Tschisekedi concludes his article with something that looks, given what the country is currently proposing, like a threat:
Let us remember that Africa’s ecosystems provide free crucial services to the world. African forests and oceans serve as natural carbon sinks. It is time for Africa to be compensated — for the good of the continent and the planet. We have waited long enough.
Needless to say, COP26 failed to give the African Union the money it was asking for. Instead rich countries and the Bezos Earth Fund offered US$1.5 billion between 2021 and 2025.
Can REDD save Democratic Republic of Congo’s forests?
Over the past 15 years, there have been several initiatives aimed at protecting DRC’s forests by trading the carbon stored in them. All of them have failed to reduce deforestation in the country. In 2021, DRC lost 499,000 hectares of primary forest – the second highest rate of deforestation in the country ever.
In November 2021, the Central African Forest Initiative signed a US$500 million deal with DRC for the period 2021 to 2030. Under the deal DRC can destroy even more forest, up to “a maximum of 667,867 hectares” every year. The deal encourages industrial logging and the lifting of DRC’s moratorium on new logging concessions.
A report published last year by Action pour la Promotion et Protection des Peoples et Espèces Menacées (APEM) and Rainforest Foundation UK highlights the problems with two REDD projects in DRC: the Integrated REDD+ Plateau Project (PIREDD Plateau) managed by the World Wide Fund for Nature (WWF); and the Wildlife Works Carbon (WWC) Mai Ndombe REDD+ project.
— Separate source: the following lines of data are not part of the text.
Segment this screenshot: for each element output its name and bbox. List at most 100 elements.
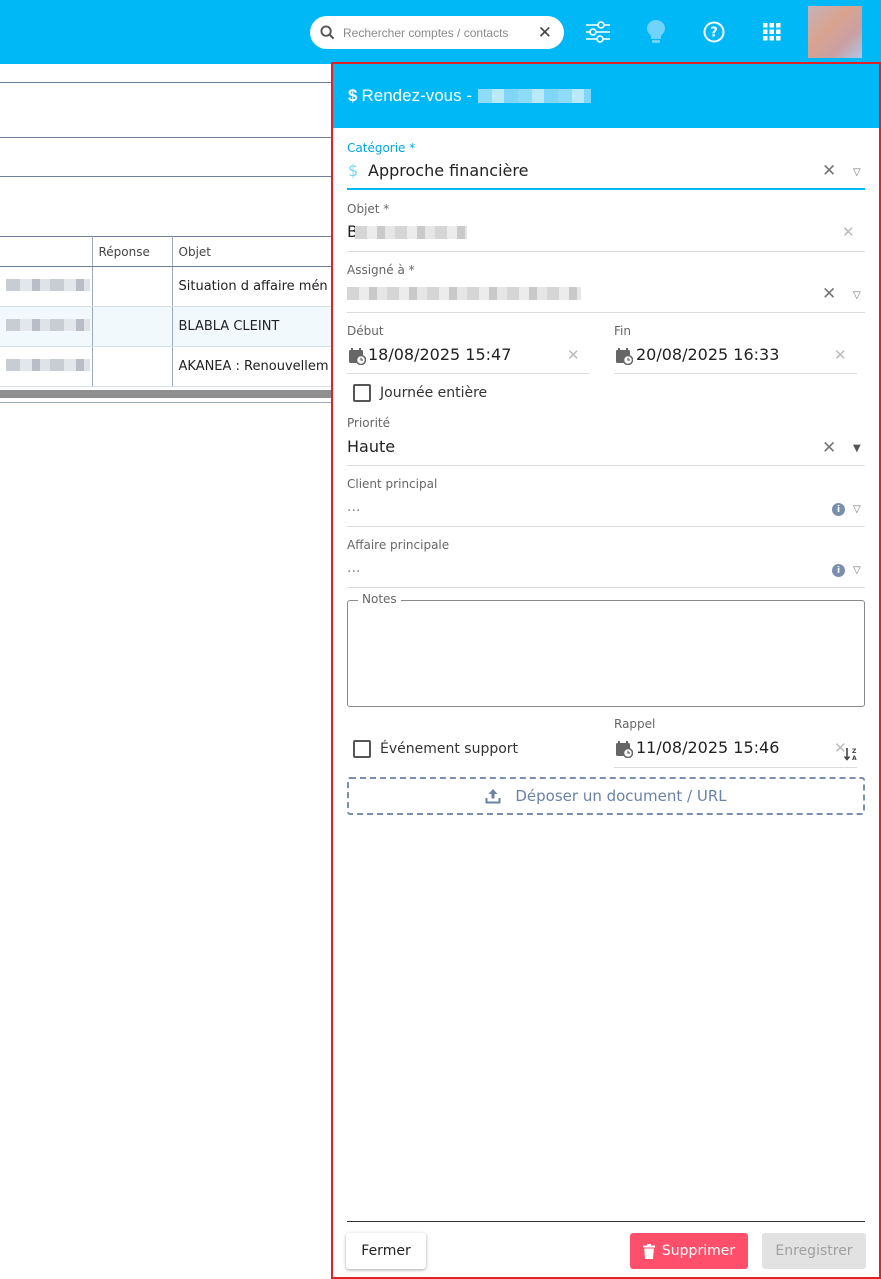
dropzone-label: Déposer un document / URL [515, 787, 727, 805]
categorie-label: Catégorie * [347, 141, 416, 155]
chevron-down-icon[interactable]: ▽ [853, 167, 861, 178]
save-button-label: Enregistrer [775, 1243, 853, 1259]
grid-cell [0, 306, 93, 347]
chevron-down-icon[interactable]: ▼ [853, 443, 861, 454]
document-dropzone[interactable]: Déposer un document / URL [347, 777, 865, 815]
chevron-down-icon[interactable]: ▽ [853, 565, 861, 576]
grid-cell [92, 306, 173, 347]
global-search[interactable]: Rechercher comptes / contacts ✕ [310, 16, 564, 49]
redacted-text [6, 318, 90, 331]
apps-grid-icon[interactable] [758, 18, 786, 46]
rappel-label: Rappel [614, 717, 656, 731]
divider [0, 176, 333, 177]
objet-field[interactable]: Objet * B ✕ [347, 202, 865, 252]
column-header-reponse[interactable]: Réponse [92, 236, 173, 267]
save-button[interactable]: Enregistrer [762, 1233, 866, 1269]
notes-textarea[interactable]: Notes [347, 592, 865, 707]
calendar-clock-icon [349, 348, 366, 365]
close-button[interactable]: Fermer [346, 1233, 426, 1269]
rappel-value: 11/08/2025 15:46 [636, 738, 780, 757]
grid-cell [0, 266, 93, 307]
client-principal-input[interactable]: ... [347, 499, 360, 515]
svg-text:A: A [852, 755, 857, 762]
chevron-down-icon[interactable]: ▽ [853, 504, 861, 515]
search-input[interactable]: Rechercher comptes / contacts [343, 26, 538, 40]
grid-cell-objet: Situation d affaire mén [172, 266, 334, 307]
appointment-panel: $ Rendez-vous - Catégorie * $ Approche f… [331, 62, 881, 1279]
debut-value: 18/08/2025 15:47 [368, 345, 512, 364]
fin-field[interactable]: Fin 20/08/2025 16:33 ✕ [614, 324, 857, 374]
trash-icon [642, 1243, 655, 1259]
clear-icon[interactable]: ✕ [842, 223, 855, 241]
clear-icon[interactable]: ✕ [822, 284, 836, 304]
column-header[interactable] [0, 236, 93, 267]
priorite-field[interactable]: Priorité Haute ✕ ▼ [347, 416, 865, 466]
evenement-support-checkbox[interactable] [353, 740, 371, 758]
grid-cell-objet: BLABLA CLEINT [172, 306, 334, 347]
grid-header-row: Réponse Objet [0, 236, 334, 267]
journee-entiere-checkbox[interactable] [353, 384, 371, 402]
close-icon[interactable]: ✕ [538, 23, 552, 43]
help-icon[interactable]: ? [700, 18, 728, 46]
priorite-value: Haute [347, 437, 396, 456]
affaire-principale-field[interactable]: Affaire principale ... i ▽ [347, 538, 865, 588]
divider [0, 82, 333, 83]
redacted-text [347, 287, 581, 300]
svg-text:?: ? [710, 26, 718, 41]
redacted-text [6, 358, 90, 371]
info-icon[interactable]: i [832, 503, 845, 516]
close-button-label: Fermer [361, 1243, 411, 1259]
grid-cell [92, 266, 173, 307]
upload-icon [485, 789, 501, 804]
debut-field[interactable]: Début 18/08/2025 15:47 ✕ [347, 324, 589, 374]
affaire-principale-input[interactable]: ... [347, 560, 360, 576]
client-principal-field[interactable]: Client principal ... i ▽ [347, 477, 865, 527]
delete-button[interactable]: Supprimer [630, 1233, 748, 1269]
client-principal-label: Client principal [347, 477, 438, 491]
dollar-icon: $ [348, 161, 359, 180]
redacted-text [355, 226, 467, 239]
assigne-field[interactable]: Assigné à * ✕ ▽ [347, 263, 865, 313]
lightbulb-icon[interactable] [642, 18, 670, 46]
footer-divider [347, 1221, 865, 1222]
fin-label: Fin [614, 324, 631, 338]
objet-label: Objet * [347, 202, 390, 216]
clear-icon[interactable]: ✕ [822, 438, 836, 458]
assigne-label: Assigné à * [347, 263, 415, 277]
notes-label: Notes [358, 592, 401, 606]
data-grid: Réponse Objet Situation d affaire mén BL… [0, 236, 334, 387]
redacted-text [6, 278, 90, 291]
delete-button-label: Supprimer [661, 1243, 736, 1259]
clear-icon[interactable]: ✕ [822, 161, 836, 181]
grid-cell [0, 346, 93, 387]
horizontal-scrollbar[interactable] [0, 390, 333, 398]
dollar-icon: $ [348, 86, 358, 105]
rappel-field[interactable]: Rappel 11/08/2025 15:46 ✕ Z A [614, 717, 857, 768]
avatar[interactable] [808, 6, 862, 58]
info-icon[interactable]: i [832, 564, 845, 577]
journee-entiere-label: Journée entière [380, 385, 488, 401]
top-bar: Rechercher comptes / contacts ✕ ? [0, 0, 881, 64]
sliders-icon[interactable] [584, 18, 612, 46]
table-row[interactable]: AKANEA : Renouvellem [0, 346, 334, 387]
clear-icon[interactable]: ✕ [834, 346, 847, 364]
sort-icon[interactable]: Z A [843, 746, 859, 762]
categorie-field[interactable]: Catégorie * $ Approche financière ✕ ▽ [347, 141, 865, 190]
svg-text:Z: Z [852, 748, 857, 755]
clear-icon[interactable]: ✕ [567, 346, 580, 364]
table-row[interactable]: BLABLA CLEINT [0, 306, 334, 347]
search-icon [320, 25, 335, 40]
redacted-text [478, 89, 592, 103]
column-header-objet[interactable]: Objet [172, 236, 334, 267]
affaire-principale-label: Affaire principale [347, 538, 450, 552]
divider [0, 402, 333, 403]
calendar-clock-icon [616, 348, 633, 365]
categorie-value: Approche financière [368, 161, 529, 180]
divider [0, 137, 333, 138]
fin-value: 20/08/2025 16:33 [636, 345, 780, 364]
evenement-support-label: Événement support [380, 741, 519, 757]
grid-cell-objet: AKANEA : Renouvellem [172, 346, 334, 387]
chevron-down-icon[interactable]: ▽ [853, 290, 861, 301]
table-row[interactable]: Situation d affaire mén [0, 266, 334, 307]
priorite-label: Priorité [347, 416, 390, 430]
The World Bank’s Forest Carbon Partnership Facility signed an Emission Reductions Payment Agreement with DRC government at the end of 2018. The negotiations between the Bank and the DRC government were a shambles, and the deal has failed to reduce deforestation.
dClimate already tried to sign a US$1 billion deal in Democratic Republic of Congo. Without success
In May 2022, an article on The Africa Report website described a planned US$1 billion carbon credit deal between dClimate and the DRC environment ministry. dClimate is one of the initiatives involved in RedemptionDAO.
According to the article, “a memorandum of understanding was recently the topic of discussions between the Congolese environment ministry and the American company dClimate”.
Negotiations began in January 2022, when a delegation from dClimate visited DRC. The deal is supposed to protect 500,000 hectares of forest for 10 years. The Africa Report article explains that,
Discussions continued in March with the arrival in Kinshasa of a large American delegation led by Brian Nelson, US Treasury Under Secretary for Terrorism and Financial Intelligence. dClimate founders Philip Heilberg and Si Jha presented their project to the Congolese authorities and in particular to Deputy Prime Minister and Minister for the Environment Ève Bazaiba. The goal is to develop a system for registering carbon credits in the DRC and to enable their monetisation.
But five months after negotiations began, talks “appear to have stalled”. In April 2022, a delegation from dClimate visited DRC to finalise the project without success. The Ministry for the Environment told The Africa Report that there was a “procedural problem” and that, “the project is still under discussion and will soon be presented to the government at the Council of Ministers.” And the Ministry for Environment added that any area larger than 300,000 hectares can only be allocated by the president.